A listing of security relevant components of the project with brief description. These are considered important to enhance the overall security of the project, such as deployment configurations, settings, etc. These should also be included in threat modeling.

  • Logging and Monitoring: Dragonfly provides the log and metrics for monitoring the P2P cluster. The log and metrics can be used to monitor the P2P cluster, detect the abnormal behavior, and analyze the performance of the P2P cluster.
  • Dynamic Configuration: Dragonfly provides dynamic configuration for consumption by Seed Peer, Scheduler and Peer. The dynamic configuration can be used to configure the P2P cluster, such as load limit, concurrent limit, traffic limit, etc. If DDoS attack occurs, the dynamic configuration can be used to limit the traffic of the P2P cluster.
  • Scan and Analysis: Dragonfly uses the FOSSA to scan the dependencies of the project to ensure the security of the dependencies. The FOSSA can be used to detect the vulnerabilities of the dependencies and provide the solution to fix the vulnerabilities.

Project compliance

Dragonfly does not document meeting particular compliance standards.

Secure Development Practices

Development Pipeline

All code is maintained on Github .

  • Contributions and Changes
    • Code changes are submitted via Pull Requests (PRs) and must be signed and verified.
    • Commits to the main branch directly are not allowed.
  • Code Review
    • Changes must be reviewed and merged by the project maintainers.
    • The code is reviewed by multiple members from various teams and then approved by all of the reviewers before passing the check.
  • Automated Testing
    • In each PR, the code has to pass through various security checks and vulnerability analysis, to find if the code is secure and would not fail basic testing.
    • Tools like CodeQL and GoSec have been adopted for security scanning.
    • The project utilizes various vulnerability tests, unit tests and neutral tests to quantify whether the changes would be safe in basic context, before the reviews done by the project maintainers.
  • Dependency Management
    • The project regularly updates its dependencies and check for vulnerabilities and keeps its github updated at all times asynchronously.

Communication Channels

  • Internal
    • The Dragonfly team mostly uses platforms like GitHub, Slack, or email lists for internal communications within the teams.
  • Inbound
    • Users and contributors to the Dragonfly project can communicate with the Dragonfly team via GitHub issues, mailing lists, CNCF and through Slack channels as well.
  • Outbound
    • The updates and announcements from Dragonfly are made through Dragonfly Blog, GitHub, CNCF mailing lists, and social media channels.

Ecosystem

Dragonfly is integrated with various cloud-native projects and container runtimes, such as containerd, Docker, CRI-O, etc. It is widely used in the fields of file distribution, AI model distribution, cache distribution, log distribution and image distribution.
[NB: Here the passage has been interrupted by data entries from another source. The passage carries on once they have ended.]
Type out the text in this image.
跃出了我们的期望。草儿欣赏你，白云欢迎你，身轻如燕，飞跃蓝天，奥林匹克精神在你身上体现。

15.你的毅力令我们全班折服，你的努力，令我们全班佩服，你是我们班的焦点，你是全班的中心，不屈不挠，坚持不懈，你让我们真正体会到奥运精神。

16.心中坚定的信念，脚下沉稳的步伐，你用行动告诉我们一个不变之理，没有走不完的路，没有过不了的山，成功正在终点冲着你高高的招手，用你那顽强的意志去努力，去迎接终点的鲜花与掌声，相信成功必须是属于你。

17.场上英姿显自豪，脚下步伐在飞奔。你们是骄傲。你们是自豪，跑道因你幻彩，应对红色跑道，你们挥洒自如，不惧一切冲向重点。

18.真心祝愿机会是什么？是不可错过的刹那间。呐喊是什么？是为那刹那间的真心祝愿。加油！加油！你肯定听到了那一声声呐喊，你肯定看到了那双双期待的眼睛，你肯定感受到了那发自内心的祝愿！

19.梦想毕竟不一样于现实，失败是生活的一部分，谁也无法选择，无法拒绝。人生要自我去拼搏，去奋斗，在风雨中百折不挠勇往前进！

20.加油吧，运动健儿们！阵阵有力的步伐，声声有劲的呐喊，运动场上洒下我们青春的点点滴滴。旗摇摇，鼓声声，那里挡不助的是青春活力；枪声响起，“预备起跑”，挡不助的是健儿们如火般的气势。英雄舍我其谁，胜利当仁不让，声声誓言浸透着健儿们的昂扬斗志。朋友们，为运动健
Reference to the first integrations that offer-first party support for Dragonfly is present here in Integrations .

Image Acceleration

Dragonfly supports various container clients such as containerd, Docker, cri-o, ORAS, etc. It provides three solutions for image acceleration. The first solution is to use Dragonfly to distribute images based on P2P technology, which is suitable for large-scale cluster. The second solution is to use Dragonfly and Nydus to distribute accelerated images, which is suitable for large-scale cluster and faster container launching. The third solution is to use Nydus to distribute accelerated images, which is suitable for faster container launching.
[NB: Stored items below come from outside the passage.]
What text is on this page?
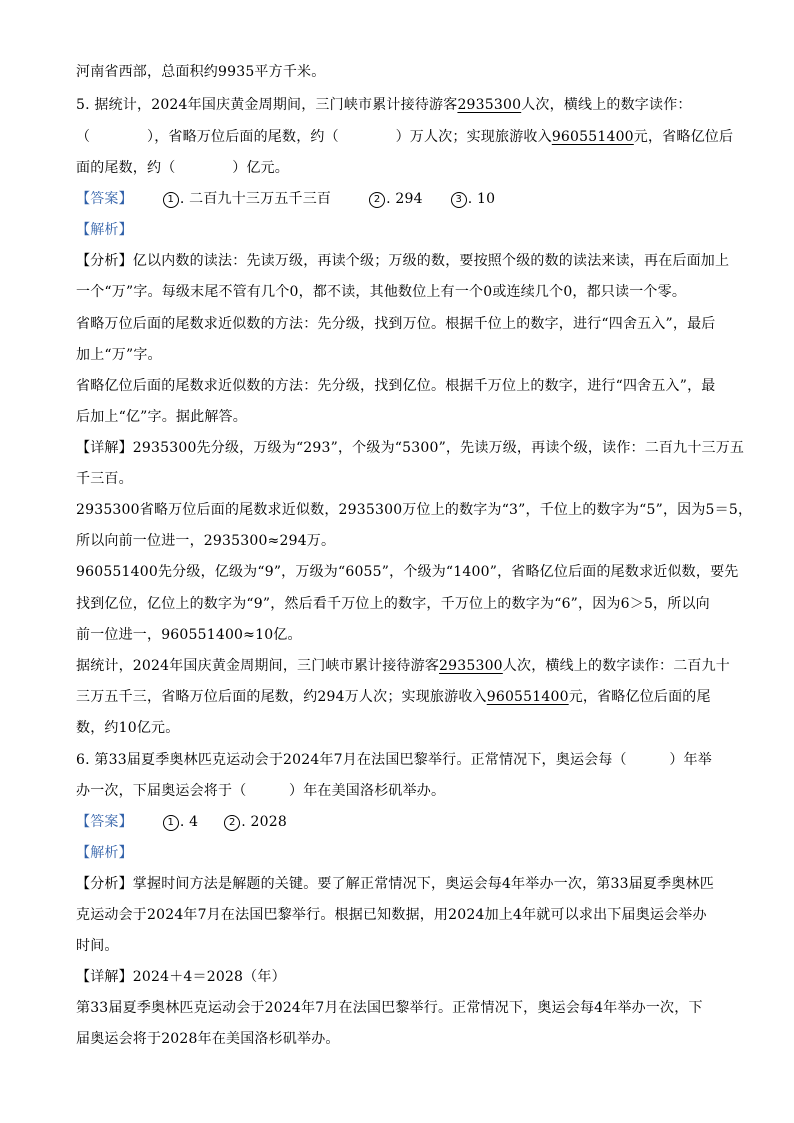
河南省西部，总面积约9935平方千米。
5. 据统计，2024年国庆黄金周期间，三门峡市累计接待游客2935300人次，横线上的数字读作：
（　　　　），省略万位后面的尾数，约（　　　　）万人次；实现旅游收入960551400元，省略亿位后
面的尾数，约（　　　　）亿元。
【答案】	1 . 二百九十三万五千三百	2 . 294	3 . 10
【解析】
【分析】亿以内数的读法：先读万级，再读个级；万级的数，要按照个级的数的读法来读，再在后面加上
一个“万”字。每级末尾不管有几个0，都不读，其他数位上有一个0或连续几个0，都只读一个零。
省略万位后面的尾数求近似数的方法：先分级，找到万位。根据千位上的数字，进行“四舍五入”，最后
加上“万”字。
省略亿位后面的尾数求近似数的方法：先分级，找到亿位。根据千万位上的数字，进行“四舍五入”，最
后加上“亿”字。据此解答。
【详解】2935300先分级，万级为“293”，个级为“5300”，先读万级，再读个级，读作：二百九十三万五
千三百。
2935300省略万位后面的尾数求近似数，2935300万位上的数字为“3”，千位上的数字为“5”，因为5＝5，
所以向前一位进一，2935300≈294万。
960551400先分级，亿级为“9”，万级为“6055”，个级为“1400”，省略亿位后面的尾数求近似数，要先
找到亿位，亿位上的数字为“9”，然后看千万位上的数字，千万位上的数字为“6”，因为6＞5，所以向
前一位进一，960551400≈10亿。
据统计，2024年国庆黄金周期间，三门峡市累计接待游客2935300人次，横线上的数字读作：二百九十
三万五千三，省略万位后面的尾数，约294万人次；实现旅游收入960551400元，省略亿位后面的尾
数，约10亿元。
6. 第33届夏季奥林匹克运动会于2024年7月在法国巴黎举行。正常情况下，奥运会每（　　　）年举
办一次，下届奥运会将于（　　　）年在美国洛杉矶举办。
【答案】	1 . 4	2 . 2028
【解析】
【分析】掌握时间方法是解题的关键。要了解正常情况下，奥运会每4年举办一次，第33届夏季奥林匹
克运动会于2024年7月在法国巴黎举行。根据已知数据，用2024加上4年就可以求出下届奥运会举办
时间。
【详解】2024＋4＝2028（年）
第33届夏季奥林匹克运动会于2024年7月在法国巴黎举行。正常情况下，奥运会每4年举办一次，下
届奥运会将于2028年在美国洛杉矶举办。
Production practice and statistical data can refer to:

File Distribution

Dragonfly supports large-scale file distribution and uses P2P technology to eliminate the impact of origin bandwidth limitations. It supports file distribution of protocols including HTTP, HDFS, etc. Additionally, it also supports different object storage protocols includes S3, OSS, OBS, etc.

Add Dfstore to expand the file distribution capability, it can depend on different types of object storage, such as S3, OSS, OBS, etc. to provide stable object storage capabilities. Dfstore uses the entire P2P network as a cache when storing objects. Depend on object storage as the backend to ensure storage reliability. In the process of object storage, P2P cache is effectively used for fast read and write storage.

AI Infrastructure

Dragonfly supports distributing data during AI training and AI inference. In the AI inference, Dragonfly supports Triton Server and TorchServe to use Dragonfly distribution model. In the AI training, Fluid downloads dataset through Dragonfly when running based on JuiceFS .
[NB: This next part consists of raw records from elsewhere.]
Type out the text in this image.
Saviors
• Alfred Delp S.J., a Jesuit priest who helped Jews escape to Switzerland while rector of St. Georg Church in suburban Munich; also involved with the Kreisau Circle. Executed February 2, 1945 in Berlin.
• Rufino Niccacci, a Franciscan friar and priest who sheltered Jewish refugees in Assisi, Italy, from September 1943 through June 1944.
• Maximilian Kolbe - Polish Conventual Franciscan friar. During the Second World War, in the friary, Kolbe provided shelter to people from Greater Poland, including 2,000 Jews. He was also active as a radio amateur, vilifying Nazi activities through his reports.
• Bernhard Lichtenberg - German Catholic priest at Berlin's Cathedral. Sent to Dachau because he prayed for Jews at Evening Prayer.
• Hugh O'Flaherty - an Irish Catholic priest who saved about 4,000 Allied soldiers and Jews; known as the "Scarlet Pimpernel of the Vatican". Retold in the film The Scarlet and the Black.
There are many use cases in the community, using Dragonfly to distribute data based on P2P technology. In the inference, the concurrent download model of the inference service can effectively relieve the bandwidth pressure of the model registry through Dragonfly, and improving the download speed. Users can embed the model into the accelerated image and use Dragonfly and Nydus for faster container launching.

Production practice and statistical data can refer to:

Security Issue Resolution

Responsible Disclosure Process

Dragonfly has a security policy and process in place for responsible disclosure of security vulnerabilities, refer to the SECURITY.md .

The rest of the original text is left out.